Jarvela worked for Crete for several years before he was diagnosed with alcoholism in 2010 and sought leave to obtain treatment.  His request for FMLA leave was approved.  After being out of work for approximately one month, Jarvela sought to return to work.  Crete decided that Jarvela was no longer qualified to be a commercial motor vehicle driver, pursuant to FMCSA regulations and company policy.  His employment was terminated.

Jarvela asserted claims under the ADA and FMLA, arguing that Crete discriminated against him due to his disability – alcoholism—and that the Company interfered with his FMLA rights and retaliated against him for exercising his FMLA rights.  The lower court disagreed and granted summary judgment to Crete.  The appellate court affirmed.

First, the appellate court held that Jarvela was not a “qualified individual” under the ADA because he was not physically qualified to drive under FMCSA regulations.  The Court observed that it is the employer’s burden to ensure that a driver meets all FMCSA physical qualification standards.  49 C.F.R. § 391.11(a).  Because FMCSA does not permit anyone with a “current clinical diagnosis of alcoholism” to drive, the employer must determine whether someone suffers from such a diagnosis.  Crete determined that Jarvela was not physically qualified to drive a commercial motor vehicle and neither the lower court nor the appellate court found fault with that conclusion.

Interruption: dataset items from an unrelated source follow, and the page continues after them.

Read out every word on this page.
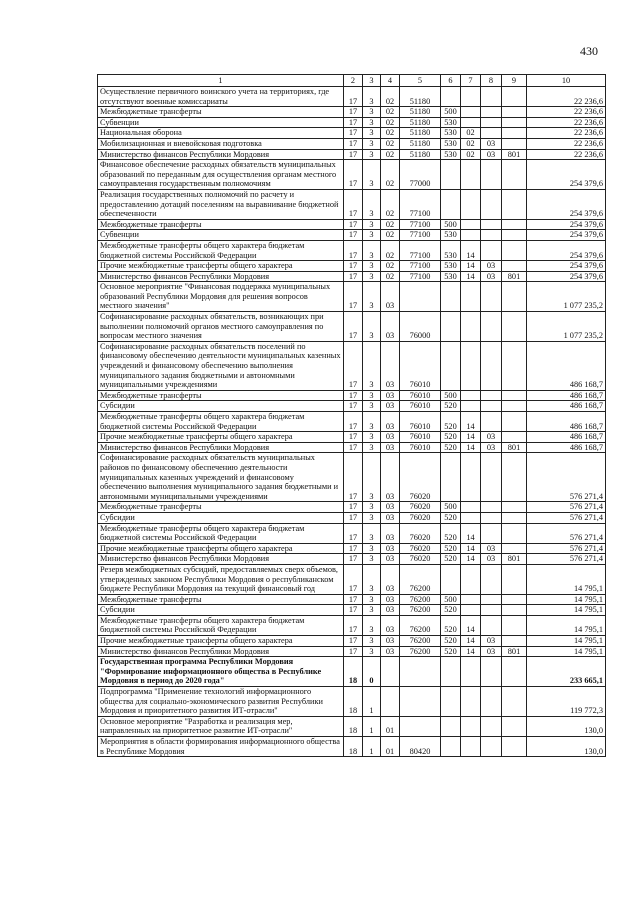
430
1	2	3	4	5	6	7	8	9	10
Осуществление первичного воинского учета на территориях, где отсутствуют военные комиссариаты	17	3	02	51180					22 236,6
Межбюджетные трансферты	17	3	02	51180	500				22 236,6
Субвенции	17	3	02	51180	530				22 236,6
Национальная оборона	17	3	02	51180	530	02			22 236,6
Мобилизационная и вневойсковая подготовка	17	3	02	51180	530	02	03		22 236,6
Министерство финансов Республики Мордовия	17	3	02	51180	530	02	03	801	22 236,6
Финансовое обеспечение расходных обязательств муниципальных образований по переданным для осуществления органам местного самоуправления государственным полномочиям	17	3	02	77000					254 379,6
Реализация государственных полномочий по расчету и предоставлению дотаций поселениям на выравнивание бюджетной обеспеченности	17	3	02	77100					254 379,6
Межбюджетные трансферты	17	3	02	77100	500				254 379,6
Субвенции	17	3	02	77100	530				254 379,6
Межбюджетные трансферты общего характера бюджетам бюджетной системы Российской Федерации	17	3	02	77100	530	14			254 379,6
Прочие межбюджетные трансферты общего характера	17	3	02	77100	530	14	03		254 379,6
Министерство финансов Республики Мордовия	17	3	02	77100	530	14	03	801	254 379,6
Основное мероприятие "Финансовая поддержка муниципальных образований Республики Мордовия для решения вопросов местного значения"	17	3	03						1 077 235,2
Софинансирование расходных обязательств, возникающих при выполнении полномочий органов местного самоуправления по вопросам местного значения	17	3	03	76000					1 077 235,2
Софинансирование расходных обязательств поселений по финансовому обеспечению деятельности муниципальных казенных учреждений и финансовому обеспечению выполнения муниципального задания бюджетными и автономными муниципальными учреждениями	17	3	03	76010					486 168,7
Межбюджетные трансферты	17	3	03	76010	500				486 168,7
Субсидии	17	3	03	76010	520				486 168,7
Межбюджетные трансферты общего характера бюджетам бюджетной системы Российской Федерации	17	3	03	76010	520	14			486 168,7
Прочие межбюджетные трансферты общего характера	17	3	03	76010	520	14	03		486 168,7
Министерство финансов Республики Мордовия	17	3	03	76010	520	14	03	801	486 168,7
Софинансирование расходных обязательств муниципальных районов по финансовому обеспечению деятельности муниципальных казенных учреждений и финансовому обеспечению выполнения муниципального задания бюджетными и автономными муниципальными учреждениями	17	3	03	76020					576 271,4
Межбюджетные трансферты	17	3	03	76020	500				576 271,4
Субсидии	17	3	03	76020	520				576 271,4
Межбюджетные трансферты общего характера бюджетам бюджетной системы Российской Федерации	17	3	03	76020	520	14			576 271,4
Прочие межбюджетные трансферты общего характера	17	3	03	76020	520	14	03		576 271,4
Министерство финансов Республики Мордовия	17	3	03	76020	520	14	03	801	576 271,4
Резерв межбюджетных субсидий, предоставляемых сверх объемов, утвержденных законом Республики Мордовия о республиканском бюджете Республики Мордовия на текущий финансовый год	17	3	03	76200					14 795,1
Межбюджетные трансферты	17	3	03	76200	500				14 795,1
Субсидии	17	3	03	76200	520				14 795,1
Межбюджетные трансферты общего характера бюджетам бюджетной системы Российской Федерации	17	3	03	76200	520	14			14 795,1
Прочие межбюджетные трансферты общего характера	17	3	03	76200	520	14	03		14 795,1
Министерство финансов Республики Мордовия	17	3	03	76200	520	14	03	801	14 795,1
Государственная программа Республики Мордовия "Формирование информационного общества в Республике Мордовия в период до 2020 года"	18	0							233 665,1
Подпрограмма "Применение технологий информационного общества для социально-экономического развития Республики Мордовия и приоритетного развития ИТ-отрасли"	18	1							119 772,3
Основное мероприятие "Разработка и реализация мер, направленных на приоритетное развитие ИТ-отрасли"	18	1	01						130,0
Мероприятия в области формирования информационного общества в Республике Мордовия	18	1	01	80420					130,0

The appellate court also upheld the dismissal of the FMLA interference and retaliation claims.  Jarvela’s FMLA interference claim failed because he would have been discharged regardless of whether he took FMLA leave.  The retaliation claim failed because he could not show that his termination was related to his FMLA leave.

This case is important to DOT-regulated employers, as it shows that the courts will uphold an employer’s judgment concerning a driver’s physical qualifications to drive a commercial motor vehicle.